Westword: Who did the tattoo?
Keith Garcia: Ian Robert McKown at Sinfulltration (in Lakewood.)
Did you pick McKown for any reason in particular?
He has done work for a friend of mine, and I've always been impressed with his work. Most importantly, his portraiture skills. Especially since I wanted to have a perfect likeness of her.
Why did you pick this particular image of Heather, er, Nancy?
When we started out, I was going to go for a more iconic tattoo. It was going to be the poster image from the very first film -- Which is (Nancy) with Freddy's glove kind of hanging over her. But Ian suggested, number one, that I do something that other people can't just get. Because anybody can get that poster put on them.
So he found a photo of Freddy and photo of Heather, and we just went back and forth about like, well, what if we did this, and this is happening, and this is happening. And it was actually very fast, considering I got there ready to have it tattooed on me.
How long did it take?
Three and a half hours. It is my third tattoo, but the first of that size.
What was Heather's reaction when she saw the tattoo?
She loved it. I revealed it during the Q&A, after the screening of her film. It was actually the first thing. I was like, 'before we get into this Q&A, I have something to show you.' She really liked it and even said, 'Oh my god, I want to cry!' I guess no one's really done that before. It's all been the typical Freddy stuff, or in the film (I Am Nancy) there is a woman that has a tattoo of first A Nightmare on Elm Street poster on her leg.
Incidentally, it doesn't really look like her in that poster. So actually going from the photograph of her, I think was just really -- she just loved it. It's the perfect focus of Heather over Freddy, and then the whole "Nancy Boy" thing under it just sort of caps it off, so...(Laughs).

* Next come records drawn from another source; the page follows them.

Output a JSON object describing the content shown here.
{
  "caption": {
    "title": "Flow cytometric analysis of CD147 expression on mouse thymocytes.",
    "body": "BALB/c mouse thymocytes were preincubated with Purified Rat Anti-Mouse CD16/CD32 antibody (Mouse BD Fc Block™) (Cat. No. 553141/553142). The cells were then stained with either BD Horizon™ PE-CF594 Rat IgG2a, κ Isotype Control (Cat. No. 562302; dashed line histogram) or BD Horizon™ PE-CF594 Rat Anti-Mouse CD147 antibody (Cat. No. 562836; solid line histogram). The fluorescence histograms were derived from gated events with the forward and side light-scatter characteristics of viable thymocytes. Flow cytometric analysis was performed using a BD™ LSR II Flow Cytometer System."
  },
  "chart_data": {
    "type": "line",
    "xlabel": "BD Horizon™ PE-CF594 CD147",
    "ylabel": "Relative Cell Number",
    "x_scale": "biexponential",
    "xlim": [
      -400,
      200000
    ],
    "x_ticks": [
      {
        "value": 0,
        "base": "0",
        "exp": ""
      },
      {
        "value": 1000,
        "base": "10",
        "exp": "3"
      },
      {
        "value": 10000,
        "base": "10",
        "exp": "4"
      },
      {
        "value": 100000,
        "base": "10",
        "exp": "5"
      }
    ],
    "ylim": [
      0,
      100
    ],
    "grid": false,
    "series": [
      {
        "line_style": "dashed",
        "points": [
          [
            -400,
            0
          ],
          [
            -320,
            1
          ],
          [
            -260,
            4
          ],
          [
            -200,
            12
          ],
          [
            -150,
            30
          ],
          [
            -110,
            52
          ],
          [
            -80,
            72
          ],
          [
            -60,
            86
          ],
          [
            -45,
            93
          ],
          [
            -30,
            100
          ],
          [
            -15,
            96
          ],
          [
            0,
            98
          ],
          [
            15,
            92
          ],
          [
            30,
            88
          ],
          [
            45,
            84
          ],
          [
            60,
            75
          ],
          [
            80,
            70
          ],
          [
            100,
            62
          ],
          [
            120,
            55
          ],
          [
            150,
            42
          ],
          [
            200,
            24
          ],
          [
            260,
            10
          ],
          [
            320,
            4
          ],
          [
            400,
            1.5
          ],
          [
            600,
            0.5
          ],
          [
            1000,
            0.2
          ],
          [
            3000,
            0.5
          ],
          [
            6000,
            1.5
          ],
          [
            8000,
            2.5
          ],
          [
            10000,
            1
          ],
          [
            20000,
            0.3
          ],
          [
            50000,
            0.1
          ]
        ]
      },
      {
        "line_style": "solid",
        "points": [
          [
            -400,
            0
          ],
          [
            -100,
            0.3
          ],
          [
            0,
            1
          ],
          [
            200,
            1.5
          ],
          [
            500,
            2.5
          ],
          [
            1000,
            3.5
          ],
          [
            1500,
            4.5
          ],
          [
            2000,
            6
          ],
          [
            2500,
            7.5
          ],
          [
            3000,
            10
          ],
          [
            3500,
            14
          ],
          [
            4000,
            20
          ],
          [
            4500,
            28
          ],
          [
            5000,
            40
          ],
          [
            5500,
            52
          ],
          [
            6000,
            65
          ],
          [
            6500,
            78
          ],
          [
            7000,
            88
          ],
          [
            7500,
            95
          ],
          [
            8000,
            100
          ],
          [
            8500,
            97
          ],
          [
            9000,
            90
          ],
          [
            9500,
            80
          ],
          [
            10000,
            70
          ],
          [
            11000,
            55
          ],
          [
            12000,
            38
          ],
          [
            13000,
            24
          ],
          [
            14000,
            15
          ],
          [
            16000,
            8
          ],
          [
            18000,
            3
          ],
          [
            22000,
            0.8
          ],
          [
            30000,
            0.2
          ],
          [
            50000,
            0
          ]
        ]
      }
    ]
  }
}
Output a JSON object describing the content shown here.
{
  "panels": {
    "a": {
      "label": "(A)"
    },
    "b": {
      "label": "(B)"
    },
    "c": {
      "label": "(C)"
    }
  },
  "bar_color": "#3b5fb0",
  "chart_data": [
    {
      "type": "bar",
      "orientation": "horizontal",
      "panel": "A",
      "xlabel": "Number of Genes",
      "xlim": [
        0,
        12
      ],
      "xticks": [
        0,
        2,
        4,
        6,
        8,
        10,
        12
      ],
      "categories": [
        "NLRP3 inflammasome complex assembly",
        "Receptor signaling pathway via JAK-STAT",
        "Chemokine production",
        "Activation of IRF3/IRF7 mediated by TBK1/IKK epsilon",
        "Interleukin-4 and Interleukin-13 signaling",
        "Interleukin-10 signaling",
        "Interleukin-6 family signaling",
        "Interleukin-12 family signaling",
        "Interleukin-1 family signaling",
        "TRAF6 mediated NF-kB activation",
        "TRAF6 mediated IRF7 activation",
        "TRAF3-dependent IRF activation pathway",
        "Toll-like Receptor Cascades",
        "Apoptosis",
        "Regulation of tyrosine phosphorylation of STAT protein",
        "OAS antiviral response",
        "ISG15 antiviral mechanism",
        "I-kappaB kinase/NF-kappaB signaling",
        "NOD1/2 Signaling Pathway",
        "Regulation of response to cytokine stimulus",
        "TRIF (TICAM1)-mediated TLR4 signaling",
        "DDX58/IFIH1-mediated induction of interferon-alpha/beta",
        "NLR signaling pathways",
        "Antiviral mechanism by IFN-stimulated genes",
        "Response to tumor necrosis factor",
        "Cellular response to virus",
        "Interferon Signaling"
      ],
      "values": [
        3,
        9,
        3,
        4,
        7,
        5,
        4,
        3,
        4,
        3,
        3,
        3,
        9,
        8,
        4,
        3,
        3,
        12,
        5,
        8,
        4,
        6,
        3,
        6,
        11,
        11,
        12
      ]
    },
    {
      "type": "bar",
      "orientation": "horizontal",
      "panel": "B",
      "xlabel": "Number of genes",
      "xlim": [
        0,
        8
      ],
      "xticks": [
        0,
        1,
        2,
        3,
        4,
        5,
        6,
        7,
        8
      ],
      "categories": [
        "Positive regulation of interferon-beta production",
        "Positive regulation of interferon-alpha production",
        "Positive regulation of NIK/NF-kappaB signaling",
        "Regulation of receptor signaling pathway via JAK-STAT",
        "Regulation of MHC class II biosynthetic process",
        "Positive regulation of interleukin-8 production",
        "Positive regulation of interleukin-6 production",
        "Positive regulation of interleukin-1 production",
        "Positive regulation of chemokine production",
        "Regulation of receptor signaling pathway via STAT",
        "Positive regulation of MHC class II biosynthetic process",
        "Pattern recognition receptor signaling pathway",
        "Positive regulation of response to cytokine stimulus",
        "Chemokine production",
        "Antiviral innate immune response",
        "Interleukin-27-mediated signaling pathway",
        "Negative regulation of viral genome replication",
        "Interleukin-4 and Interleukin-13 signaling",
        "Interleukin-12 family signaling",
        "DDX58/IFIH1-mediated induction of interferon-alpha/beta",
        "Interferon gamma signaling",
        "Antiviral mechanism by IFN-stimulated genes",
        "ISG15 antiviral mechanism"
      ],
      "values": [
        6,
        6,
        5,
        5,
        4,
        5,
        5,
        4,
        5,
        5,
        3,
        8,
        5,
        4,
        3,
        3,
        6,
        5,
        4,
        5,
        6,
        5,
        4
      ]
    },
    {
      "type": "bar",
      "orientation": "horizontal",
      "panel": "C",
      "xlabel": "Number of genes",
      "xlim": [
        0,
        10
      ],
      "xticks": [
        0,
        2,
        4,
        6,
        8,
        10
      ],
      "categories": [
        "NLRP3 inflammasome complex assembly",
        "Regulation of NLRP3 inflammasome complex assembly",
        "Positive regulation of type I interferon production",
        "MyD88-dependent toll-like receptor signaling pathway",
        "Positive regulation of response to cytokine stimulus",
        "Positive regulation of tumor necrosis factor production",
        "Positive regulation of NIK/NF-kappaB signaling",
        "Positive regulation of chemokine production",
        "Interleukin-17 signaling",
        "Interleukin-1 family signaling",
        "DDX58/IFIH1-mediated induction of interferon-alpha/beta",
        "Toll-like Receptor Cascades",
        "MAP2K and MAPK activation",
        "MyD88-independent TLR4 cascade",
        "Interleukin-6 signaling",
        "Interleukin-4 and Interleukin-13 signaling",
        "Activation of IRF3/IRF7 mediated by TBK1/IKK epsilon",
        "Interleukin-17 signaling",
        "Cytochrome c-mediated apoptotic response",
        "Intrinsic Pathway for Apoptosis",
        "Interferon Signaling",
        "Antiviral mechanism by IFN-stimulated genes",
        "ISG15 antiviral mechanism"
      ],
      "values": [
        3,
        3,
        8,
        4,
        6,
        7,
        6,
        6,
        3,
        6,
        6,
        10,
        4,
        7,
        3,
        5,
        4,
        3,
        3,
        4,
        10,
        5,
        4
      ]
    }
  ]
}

Let's talk about the significance of this character, Nancy, to you in particular. Well, you know, I've been very steeped in horror, like, my whole life. Horror is one of the few genres that has a bunch of rules that basically constitute how people enjoy horror. And one of those in the typical slasher film was the 'final girl'. Nancy as a character, you can't even initially put her as the final girl, per se, because A Nightmare on Elm Street breaks the rules of the slasher film that was really going on at the time.Because of so many aspects -- the whole being that Nancy was never a plain, bookish virgin that was caught in the middle of this thing, and then ends up reacting. In the film, she was proactive and was a big deal to me as a kid when I saw that film. My brother and I used to play Nightmare on Elm Street in the backyard, and I would make him be Freddy, and I would be Nancy. And that didn't seem weird to me (Laughs). That didn't feel one bit off.
Nancy's the hero of the movie, and that translated over the course of -- I mean that's a series that has technically eight films in it -- three of them where she is the heroine. Which is another 'breaks the rules' idea for horror films. Unless you count Halloween, and even then in that film, Laurie Strode is much more of a victim than she is a hero.
For me, over the scope of cinema, if there has ever been one -- of horror cinema -- if there has ever been one character that I ever related to and think is someone I'd like to carry around for the rest of my life, just as a reminder of, you know what, maybe don't succumb to your fears, but just make a plan and get over them -- It would be Nancy Thompson.
Did you get to spend some time with Heather when she was here?Oh yeah, it was amazing having her out here. She was so gracious and fun and sweet. She stayed for three hours after the screening to sign autographs and talk to every person who came. Everyone got a great little Nancy moment after the screening. She was down for it all.
Its one of those things; Heather is totally aware of what place she has at these things. She's moved on from it, but her and her husband run a special effects and makeup company in Los Angeles, one of the best ones. She stays in cinema, but she knows where her place was in all of this, and I think enjoys knowing that people do appreciate it.
I mean, that was the thing about all the fans that came out. Those were fans of Nancy. I'm sure those people loved Nightmare on Elm Street, and probably Freddy too, but they stuck around for all that because that was Nancy.
So it was maybe a little vindication for Nancy.
Yeah, she doesn't have a Nancy doll, but she has her fans. And now someone has a tattoo (Laughs).